Похороны Дуни прошли у Кортина на том же перенапряжении, с которым он действовал весь этот последний год ее жизни. Год начался новой вспышкой болезни, приведшей ранней весной к третьей операции, продолжился затем одним курсом химиотерапии, летом другим, а закончился последними месяцами борьбы осенью и зимой, когда он с одержимостью веры и непризнания какой-либо силы сверх его воли и надежды бился спасти ее, вынести из этого смыкавшегося смертного кольца до того, как оно сцепится своими концами-захватами. И когда все усилия оборвались смертью, его пронзило самообвинение: не успел, не сумел, упустил. Сам упустил последний шанс, уже имея в руках спасительное средство.
После поминок он отправился к себе домой, оставив в квартире Дуни немногих ее родственников, прилетевших на похороны из дальних мест, – вдову недавно умершего брата, который был на шесть лет младше Дуни и за судьбу которого она переживала всю жизнь, и самого младшего брата по второму позднему отцовскому браку, молодого совсем человека. Прилетал также один из племянников, студент-медик, но уже улетел обратно в свой институт. А сам восьмидесятилетний Дунин отец не двинулся в эту скорбную дорогу. Что до московских родственников, то отношения с ними в последние годы у нее почти прервались, и никто из них на похоронах, как и в течение всей болезни, не появился.
Оказавшись один, Кортин почувствовал, что обессилен и опустошен. Последний долг был отдан, ничто больше не могло иметь существенного значения. Но дела и обязанности все еще тянулись за ним. Необходимо было распорядиться ее вещами, оделив прежде всего прибывших родственников, – он видел, что они, не говоря о том, ожидали такого полагавшегося распределения. Еще надлежало ему подготовиться к скорой сдаче ее квартиры, избегая угрожающих требований и предупреждений. И по этой причине также следовало побыстрее раскассировать ее имущество.
Имущество Дуни, кроме денежного пая в жилищном кооперативе, составляли только домашние вещи – недорогая мебель и посуда, скромный гардероб. Все это были нужные, в большинстве своем добротные, милые вещи, приобретавшиеся не с маху, на весьма небогатые средства, но непременно по вкусу, с прикидкой и выбором; многие из них служили ей долгий срок и сделались привычными спутниками ее жизни, приняв в себя облик самой хозяйки. Так что перебирание ее вещей было для Кортина мучительным. С него хватило одного вечера после поминок. Ноги больше не понесли его туда, он не мог видеть ни этих вещей без Дуни, ни ее родственников, ни выступать там обходительным хозяином и отстраненно подумал, что пусть родственники сами делают в квартире все, что им надобно.
Оставшись у себя дома, он схватился за продолжение своего дневника, записи в котором были прерваны похоронами. Он записал:
«21 декабря 1978 года, четверг, 9 утра, Сокольники.
Прошли уже и похороны, и началось какое-то пустое, смутное и постыдное существование, постыдное оттого, что на этой земле мы живем в окружении вещей, которые нам нужны, приятны, удобны или просто необходимы, и людей, которых далеко не всегда мы выбираем сами, но вынуждены вступать с ними в те или иные отношения…

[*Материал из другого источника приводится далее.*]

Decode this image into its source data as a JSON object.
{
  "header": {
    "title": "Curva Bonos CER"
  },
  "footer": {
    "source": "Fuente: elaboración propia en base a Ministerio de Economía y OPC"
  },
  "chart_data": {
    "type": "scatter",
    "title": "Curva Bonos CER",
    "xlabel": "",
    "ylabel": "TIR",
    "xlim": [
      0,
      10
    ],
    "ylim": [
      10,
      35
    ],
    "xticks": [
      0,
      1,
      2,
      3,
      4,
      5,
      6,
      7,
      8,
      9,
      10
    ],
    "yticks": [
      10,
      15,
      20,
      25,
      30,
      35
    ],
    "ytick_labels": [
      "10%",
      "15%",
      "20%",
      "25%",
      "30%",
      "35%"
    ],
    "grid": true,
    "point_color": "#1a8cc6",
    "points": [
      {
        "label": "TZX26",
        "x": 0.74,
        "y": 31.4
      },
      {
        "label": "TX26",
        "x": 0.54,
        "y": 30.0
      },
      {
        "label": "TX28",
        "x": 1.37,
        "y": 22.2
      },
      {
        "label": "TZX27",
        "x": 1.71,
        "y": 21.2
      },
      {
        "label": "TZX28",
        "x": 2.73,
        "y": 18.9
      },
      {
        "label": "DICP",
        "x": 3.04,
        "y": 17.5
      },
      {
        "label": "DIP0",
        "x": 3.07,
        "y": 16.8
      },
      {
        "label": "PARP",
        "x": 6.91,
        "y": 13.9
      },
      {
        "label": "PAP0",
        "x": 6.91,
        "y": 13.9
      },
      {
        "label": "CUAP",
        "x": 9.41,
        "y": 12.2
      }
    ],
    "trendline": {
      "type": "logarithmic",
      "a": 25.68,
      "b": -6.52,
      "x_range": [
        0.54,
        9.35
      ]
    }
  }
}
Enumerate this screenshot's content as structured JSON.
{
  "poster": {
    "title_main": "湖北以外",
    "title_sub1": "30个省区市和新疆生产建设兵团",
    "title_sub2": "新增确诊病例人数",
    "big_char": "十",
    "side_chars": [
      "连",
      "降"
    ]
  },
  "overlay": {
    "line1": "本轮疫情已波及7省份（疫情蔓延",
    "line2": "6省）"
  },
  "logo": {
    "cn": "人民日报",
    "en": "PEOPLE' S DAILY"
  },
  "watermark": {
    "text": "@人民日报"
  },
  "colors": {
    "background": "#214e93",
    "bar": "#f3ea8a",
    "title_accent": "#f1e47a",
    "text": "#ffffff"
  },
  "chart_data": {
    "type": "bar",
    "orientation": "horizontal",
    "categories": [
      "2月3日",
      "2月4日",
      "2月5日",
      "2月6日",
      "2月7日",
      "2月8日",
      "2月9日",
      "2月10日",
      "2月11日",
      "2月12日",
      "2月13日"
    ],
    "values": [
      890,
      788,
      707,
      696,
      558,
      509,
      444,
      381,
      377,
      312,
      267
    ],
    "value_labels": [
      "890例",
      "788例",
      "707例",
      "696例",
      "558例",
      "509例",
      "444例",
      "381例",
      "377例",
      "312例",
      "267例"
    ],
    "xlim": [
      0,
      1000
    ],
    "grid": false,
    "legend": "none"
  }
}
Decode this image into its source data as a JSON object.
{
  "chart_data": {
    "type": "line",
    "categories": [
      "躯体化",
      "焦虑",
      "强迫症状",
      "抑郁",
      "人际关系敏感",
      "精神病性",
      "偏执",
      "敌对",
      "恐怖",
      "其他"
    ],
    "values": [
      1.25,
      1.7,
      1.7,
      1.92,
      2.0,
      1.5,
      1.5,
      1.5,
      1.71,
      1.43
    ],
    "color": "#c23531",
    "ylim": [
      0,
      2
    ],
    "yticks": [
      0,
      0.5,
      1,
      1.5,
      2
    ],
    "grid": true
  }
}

Восходит солнце, метет снег, мороз, и здешняя жизнь переваливается по земной поверхности, а Дуня лежит под землей, без неба, солнца, снега. Но это тело ее лежит там, а душа? Где она, и как теперь она обитает, в каком окружении, и каков у них т а м порядок? А во мне – безгласный крик, сплошная боль без явной физической боли, заполнившие пустоту в душе, и страшный в такую пору и совсем нефилософский вопрос – «Зачем все это?» Только одно дело кажется еще нужным и непременным – записать, все записать подробно и точно. В этих записях сходится для меня и прошлое, и нынешняя моя обязанность, и возможность будущего. Я понимал, что мне будет очень тяжело, но разве мы можем представить себе все то, что и как произойдет с нами?!
Буду писать по порядку, по совершившемуся…»
Когда-то, в молодости, задаваться таким вопросом – «Зачем все это?» – было ему интересно: отвлеченно-философская игра ума, обращенная к высшему Разуму, и ты ничего не проигрываешь, не получив точного ответа, поскольку твоя жизнь полна и увлекательна сама по себе. Но вот он лежал во прахе и беспощадно сознавал свое поражение, свою вину, и вопрос этот превращался в утверждение тщеты жизни, прежде всего его собственной со многими в ней ошибками и прегрешениями. И тем не менее, или именно потому, он упрямо стремился закрепить на бумаге все происшедшее.